Carenza di medici al pronto soccorso
Il reparto di emergenza-urgenza del Policlinico di Foggia opera con un deficit di 20 medici. La pianta organica prevede 35 sanitari, ma attualmente solo 15 sono in servizio effettivo. Questa drastica riduzione del personale si protrae da circa due mesi.
Il commissario straordinario, Giuseppe Pasqualone, ha definito la situazione «largamente insufficiente» a gestire il flusso quotidiano di pazienti. Sebbene le emergenze più gravi ricevano sempre la dovuta attenzione, i casi meno urgenti (codici verdi, bianchi e azzurri) affrontano attese significativamente prolungate. I tempi di attesa possono variare dai 60 ai 240 minuti a seconda della gravità del codice.
Afflusso elevato e soluzioni temporanee
Ogni anno, il pronto soccorso del Policlinico di Foggia registra circa 49.000 accessi. Si tratta di una media di 120-150 pazienti al giorno. Per far fronte alla carenza, da marzo scorso sono stati impiegati medici esterni provenienti da una cooperativa, i cosiddetti «gettonisti».
Tuttavia, questo accordo temporaneo scadrà a fine maggio. Il commissario Pasqualone ha espresso preoccupazione per il futuro, affermando che è stato garantito un medico per turno, ma la scadenza dell'affidamento renderà la situazione ancora più precaria. Medici di altri reparti stanno già effettuando prestazioni aggiuntive, ma ciò non basta a coprire il fabbisogno.

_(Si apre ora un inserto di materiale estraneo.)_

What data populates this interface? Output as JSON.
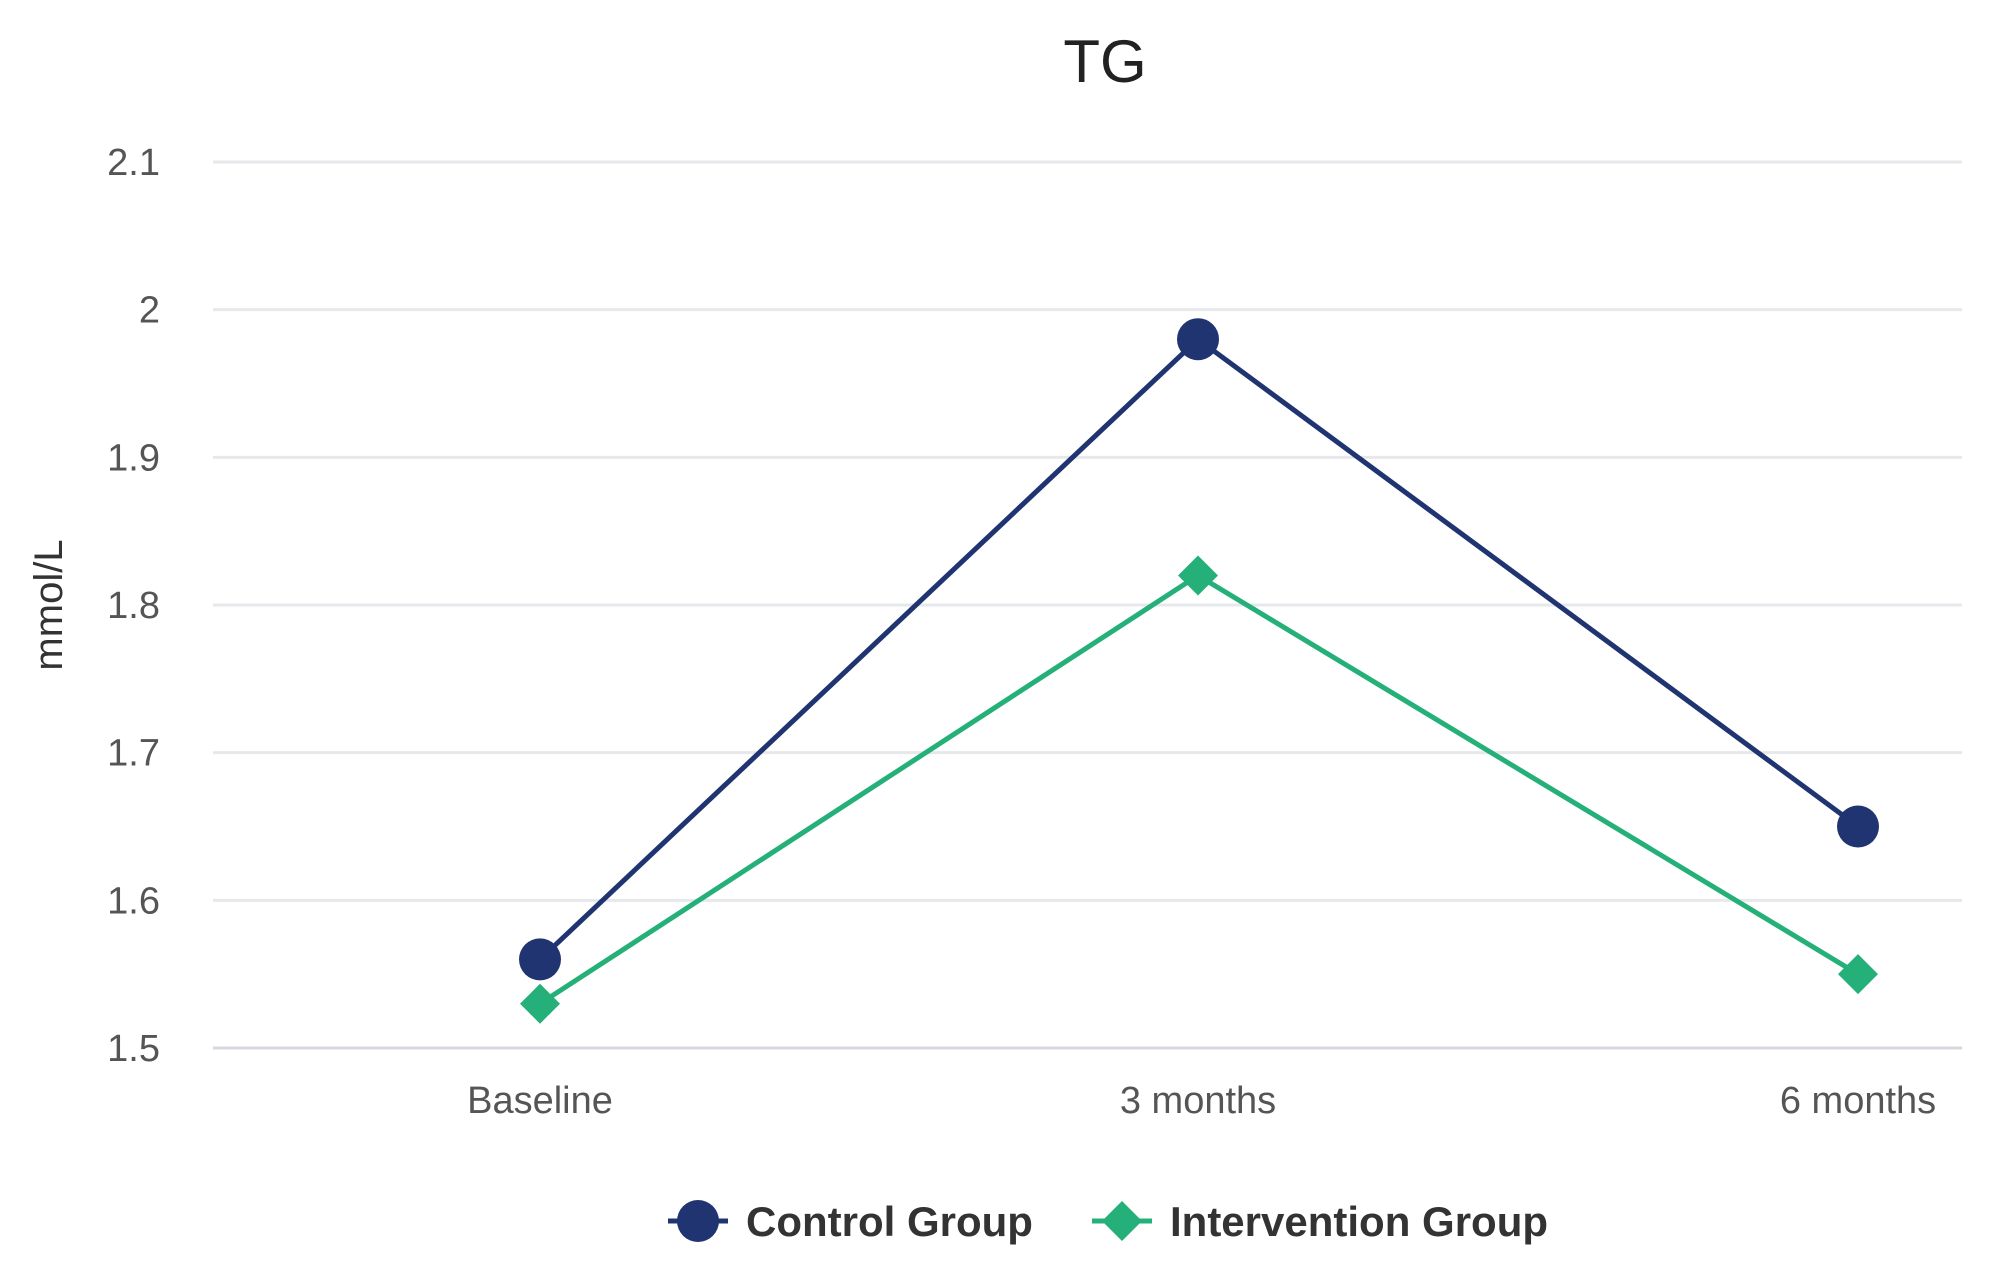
{
  "chart_data": {
    "type": "line",
    "title": "TG",
    "xlabel": "",
    "ylabel": "mmol/L",
    "categories": [
      "Baseline",
      "3 months",
      "6 months"
    ],
    "ylim": [
      1.5,
      2.1
    ],
    "yticks": [
      1.5,
      1.6,
      1.7,
      1.8,
      1.9,
      2.0,
      2.1
    ],
    "ytick_labels": [
      "1.5",
      "1.6",
      "1.7",
      "1.8",
      "1.9",
      "2",
      "2.1"
    ],
    "grid": true,
    "legend_position": "bottom-center",
    "series": [
      {
        "name": "Control Group",
        "values": [
          1.56,
          1.98,
          1.65
        ],
        "color": "#1f3470",
        "marker": "circle"
      },
      {
        "name": "Intervention Group",
        "values": [
          1.53,
          1.82,
          1.55
        ],
        "color": "#25b07a",
        "marker": "diamond"
      }
    ]
  },
  "colors": {
    "grid": "#e6e8ec",
    "axis": "#d5d8de"
  }
}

Implicazioni future e appello alla Regione
Si prevedono ordini di servizio che obbligheranno i medici di altri settori a coprire i turni in pronto soccorso. Questa misura comporterà inevitabili ripercussioni sulle attività ordinarie degli altri reparti e potrebbe rallentare i ricoveri dal pronto soccorso stesso.
La situazione è definita «davvero critica», soprattutto in previsione della stagione estiva. Il caldo aumenta gli accessi per colpi di calore e altre problematiche legate al periodo. A ciò si aggiunge la prevista cessazione del servizio della primaria del pronto soccorso, la dottoressa Paola Caporaletti, per pensionamento nei prossimi mesi.
Pasqualone ha lanciato un appello urgente: «È necessario sedersi ad un tavolo con la Regione e pianificare una strategia congiunta per ridare serenità a chi lavora nel pronto soccorso». L'obiettivo è garantire un servizio efficiente e sicuro per i cittadini, evitando il collasso del sistema.